С хлопком эльф появляется, обнажив острые зубы в кривой улыбке — ну конечно, разглядел письмо на полу.

— Что угодно подстилке благородного чистокровного господина? — судя по его счастливой роже, он думает, что это его звездный час.

Как бы не так. Я, даже не взглянув на эльфа, подхожу к комоду и, выдвинув нужный ящик, начинаю копаться в поисках заветного ключа.

— Мы с тобой, друг мой, — шокирую предателя, — сейчас прогуляемся к благородному чистокровному господину.

— Кричер не понимает, — трясет острым подбородком эльф.

— Перенесешь нас туда, где ты видел меня с Долоховым, — твердым голосом говорю я. — Что вылупился, бесполезный? Монеты собирай.

Кричер подчиняется, потому что магия домовиков вынуждает его: Грейнджер, как непосредственная хозяйка, отдала приказ прислужвать всем, кто находится в доме.
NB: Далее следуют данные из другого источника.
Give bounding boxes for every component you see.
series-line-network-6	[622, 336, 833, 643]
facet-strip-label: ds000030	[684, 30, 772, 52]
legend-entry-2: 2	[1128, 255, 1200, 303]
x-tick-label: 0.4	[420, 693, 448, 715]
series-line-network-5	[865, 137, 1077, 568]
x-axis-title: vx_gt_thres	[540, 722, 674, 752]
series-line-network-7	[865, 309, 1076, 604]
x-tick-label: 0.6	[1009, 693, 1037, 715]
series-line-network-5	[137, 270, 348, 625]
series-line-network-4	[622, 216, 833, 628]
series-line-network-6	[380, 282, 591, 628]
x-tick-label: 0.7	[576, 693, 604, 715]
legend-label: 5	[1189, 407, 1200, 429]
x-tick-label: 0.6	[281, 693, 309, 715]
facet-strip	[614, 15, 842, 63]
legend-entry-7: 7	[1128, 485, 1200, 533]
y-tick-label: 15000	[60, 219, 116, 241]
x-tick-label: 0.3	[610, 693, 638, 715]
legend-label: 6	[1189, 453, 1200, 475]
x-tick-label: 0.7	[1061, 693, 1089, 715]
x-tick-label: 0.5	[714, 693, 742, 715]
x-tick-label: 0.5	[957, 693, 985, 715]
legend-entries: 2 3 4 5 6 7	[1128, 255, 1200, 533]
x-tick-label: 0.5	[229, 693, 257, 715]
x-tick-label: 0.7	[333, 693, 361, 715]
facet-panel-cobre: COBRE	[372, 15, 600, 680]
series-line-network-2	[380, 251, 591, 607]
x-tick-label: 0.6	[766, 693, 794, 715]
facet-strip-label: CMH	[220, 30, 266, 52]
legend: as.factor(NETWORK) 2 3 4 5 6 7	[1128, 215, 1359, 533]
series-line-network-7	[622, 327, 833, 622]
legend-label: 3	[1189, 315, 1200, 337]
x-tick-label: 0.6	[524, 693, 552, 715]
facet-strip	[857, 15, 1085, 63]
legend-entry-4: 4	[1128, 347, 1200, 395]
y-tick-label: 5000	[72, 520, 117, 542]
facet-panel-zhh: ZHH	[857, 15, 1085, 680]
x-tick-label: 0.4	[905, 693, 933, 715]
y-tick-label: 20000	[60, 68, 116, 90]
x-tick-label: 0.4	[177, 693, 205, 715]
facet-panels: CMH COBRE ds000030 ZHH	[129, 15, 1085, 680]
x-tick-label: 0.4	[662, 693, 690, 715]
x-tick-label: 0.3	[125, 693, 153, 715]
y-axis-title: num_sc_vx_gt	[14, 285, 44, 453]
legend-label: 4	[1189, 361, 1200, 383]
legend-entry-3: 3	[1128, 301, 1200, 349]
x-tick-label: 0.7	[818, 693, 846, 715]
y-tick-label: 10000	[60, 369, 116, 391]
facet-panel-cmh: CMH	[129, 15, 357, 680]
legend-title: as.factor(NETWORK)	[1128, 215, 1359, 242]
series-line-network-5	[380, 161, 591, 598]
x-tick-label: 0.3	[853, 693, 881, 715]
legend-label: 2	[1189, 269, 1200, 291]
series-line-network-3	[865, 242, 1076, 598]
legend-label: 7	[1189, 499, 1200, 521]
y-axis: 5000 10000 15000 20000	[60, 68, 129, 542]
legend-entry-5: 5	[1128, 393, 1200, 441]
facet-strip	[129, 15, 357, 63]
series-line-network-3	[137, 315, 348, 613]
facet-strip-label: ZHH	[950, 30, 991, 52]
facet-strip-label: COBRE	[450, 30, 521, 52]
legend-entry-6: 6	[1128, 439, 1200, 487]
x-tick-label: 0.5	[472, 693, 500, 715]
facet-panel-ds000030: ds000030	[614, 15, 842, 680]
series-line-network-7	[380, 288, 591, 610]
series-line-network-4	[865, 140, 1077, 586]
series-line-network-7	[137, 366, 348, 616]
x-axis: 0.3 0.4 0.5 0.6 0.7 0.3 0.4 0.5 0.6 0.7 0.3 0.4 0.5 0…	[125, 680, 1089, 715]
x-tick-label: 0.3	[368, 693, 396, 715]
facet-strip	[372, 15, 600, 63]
Разжившись, наконец, ключом, перевожу внимание на эльфа, который в ужасе смотрит на меня. Он уже понял, что плохи его дела. Нечего было связываться со мной, идиот.

— Давай сюда, — забираю мешок и убираю в карман вместе с письмом, заведомо уменьшив. — Ну? Подчиняйся!

Кричер, не сводя с меня глаз, берет мою ладонь в свою, и мы растворяемся в воздухе.

***

Выходит, я не ошиблась: мы в Суонси, рядом с излюбленным рестораном. Значит, Кричер и правда шпионил и по какой-то невероятной причине донес не в Орден, а постороннему человеку. Получается, он делал это по приказу Гринграсс? Как это возможно?

— Слушай меня внимательно, ушастый говнюк, — вложив всю угрозу в голос, обращаюсь к нему. — Сейчас ты вернешься на Гриммо, найдешь Гермиону, и когда вы останетесь наедине, расскажешь ей про то, что шпионил на Гринграсс, а также про письмо. Еще передашь ей, что я у Долохова. Понял?

Он в страхе молчит. Естественно, ведь шансы, что его поджопниками выгонят из особняка, освободив от службы позорным вонючим носком, как никогда высоки.

— Понял? — с еще большим нажимом в голосе повторяю я.

Он медленно кивает, а в глазах у него стоят крупные слезы. Но мне откровенно плевать.